La figure ci-dessous présente la distribution des temps de parole pendant la campagne, tel que relevés par le CSA1 :
Temps de parole mesuré par le CSA pour chaque liste pendant la campagne européenne de 2014.
On observe que le PS et l’UMP ont monopolisé à eux deux plus de 40 % du temps de parole. Les 6 listes ayant obtenu des élus (UMP, PS, FN, EELV, FdG, UDI) ont, elles, bénéficié de plus de 80 % du temps de parole. Au total, les 2/3 des listes ont dû se partager seulement 10 % du temps de parole. Le rapport entre le temps de parole du plus médiatisé (l’UMP, avec 31h37min59s) et du moins médiatisé (Communistes, avec 4min20s), est de 1 seconde pour 438 – c’est-à-dire 1 seconde pour 7min18s, ou encore 1 jour pour 1 an 2 mois et 11 jours – fait tourner la tête.
Au vu de ces disparités, il est difficile de conclure que le principe de pluralité a été « globalement respecté ».
Mais quel est effectivement l’impact de ces disparités de temps de parole sur l’issue du scrutin ?
Temps de parole et score : une corrélation effrayante
Portion des suffrages au scrutin en fonction du temps de parole pour le premier tour de la présidentielle de 2012 et les européennes de 2014.
La figure ci-dessus présente sur un même graphique les scores des différentes listes ou candidats (en pourcentage des suffrages exprimés) en fonction de leur portion de temps de parole (en pourcentage) pour les élections européennes (carrés bleus) et la primaire à la présidentielle de 2012 (triangles rouges)2.
On observe qu’en moyenne, plus un parti est médiatisé, plus il obtient un score important. [Mise à jour 17/07/2015 : La corrélation est statistiquement très significative, la p-value étant inférieure à 2×10-17.] Cette corrélation est très forte : une ligne parfaite aurait un coefficient de 100 %, celle-ci a un coefficient de 90 %.

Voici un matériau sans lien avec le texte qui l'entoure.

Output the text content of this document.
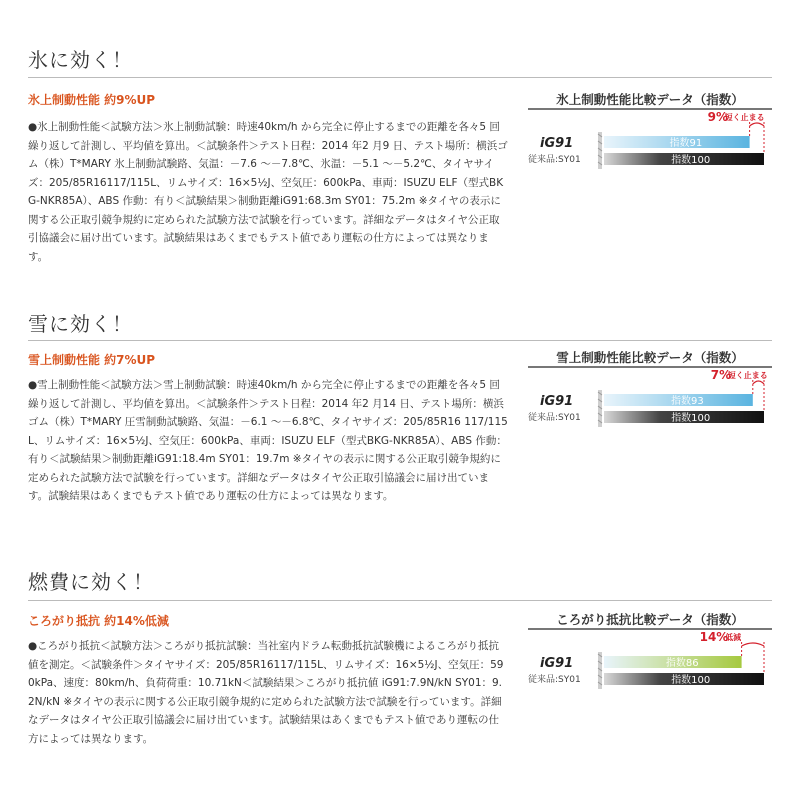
氷に効く！
氷上制動性能 約9%UP
●氷上制動性能＜試験方法＞氷上制動試験：時速40km/h から完全に停止するまでの距離を各々5 回繰り返して計測し、平均値を算出。＜試験条件＞テスト日程：2014 年2 月9 日、テスト場所：横浜ゴム（株）T*MARY 氷上制動試験路、気温：－7.6 ～－7.8℃、氷温：－5.1 ～－5.2℃、タイヤサイズ：205/85R16117/115L、リムサイズ：16×5½J、空気圧：600kPa、車両：ISUZU ELF（型式BKG-NKR85A）、ABS 作動：有り＜試験結果＞制動距離iG91:68.3m SY01：75.2m ※タイヤの表示に関する公正取引競争規約に定められた試験方法で試験を行っています。詳細なデータはタイヤ公正取引協議会に届け出ています。試験結果はあくまでもテスト値であり運転の仕方によっては異なります。
氷上制動性能比較データ（指数）
iG91
従来品:SY01
指数91
指数100
9%
短く止まる
雪に効く！
雪上制動性能 約7%UP
●雪上制動性能＜試験方法＞雪上制動試験：時速40km/h から完全に停止するまでの距離を各々5 回繰り返して計測し、平均値を算出。＜試験条件＞テスト日程：2014 年2 月14 日、テスト場所：横浜ゴム（株）T*MARY 圧雪制動試験路、気温：－6.1 ～－6.8℃、タイヤサイズ：205/85R16 117/115L、リムサイズ：16×5½J、空気圧：600kPa、車両：ISUZU ELF（型式BKG-NKR85A）、ABS 作動：有り＜試験結果＞制動距離iG91:18.4m SY01：19.7m ※タイヤの表示に関する公正取引競争規約に定められた試験方法で試験を行っています。詳細なデータはタイヤ公正取引協議会に届け出ています。試験結果はあくまでもテスト値であり運転の仕方によっては異なります。
雪上制動性能比較データ（指数）
iG91
従来品:SY01
指数93
指数100
7%
短く止まる
燃費に効く！
ころがり抵抗 約14%低減
●ころがり抵抗＜試験方法＞ころがり抵抗試験：当社室内ドラム転動抵抗試験機によるころがり抵抗値を測定。＜試験条件＞タイヤサイズ：205/85R16117/115L、リムサイズ：16×5½J、空気圧：590kPa、速度：80km/h、負荷荷重：10.71kN＜試験結果＞ころがり抵抗値 iG91:7.9N/kN SY01：9.2N/kN ※タイヤの表示に関する公正取引競争規約に定められた試験方法で試験を行っています。詳細なデータはタイヤ公正取引協議会に届け出ています。試験結果はあくまでもテスト値であり運転の仕方によっては異なります。
ころがり抵抗比較データ（指数）
iG91
従来品:SY01
指数86
指数100
14%
低減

De plus, la relation est quasiment identique entre les élections européennes et présidentielles, malgré des différences énormes en terme d’enjeux et de nombre de candidats.
En échelle linéaire (c’est-à-dire qui garde les proportions), cette relation ressemble au graphique ci-dessous, avec en gris une estimation (à la louche) des scores minimum et maximum pouvant être obtenus en fonction du temps de parole. On observe ici que moins une liste (ou un candidat) est médiatisée, moins elle a de chance de s’éloigner de la ligne rouge. Ainsi, les partis très peu médiatisés ont une chance infime de dépasser un score médiocre et d’obtenir des élus.
Portion de scrutin en fonction du temps de parole pour les européennes – échelle linéaire.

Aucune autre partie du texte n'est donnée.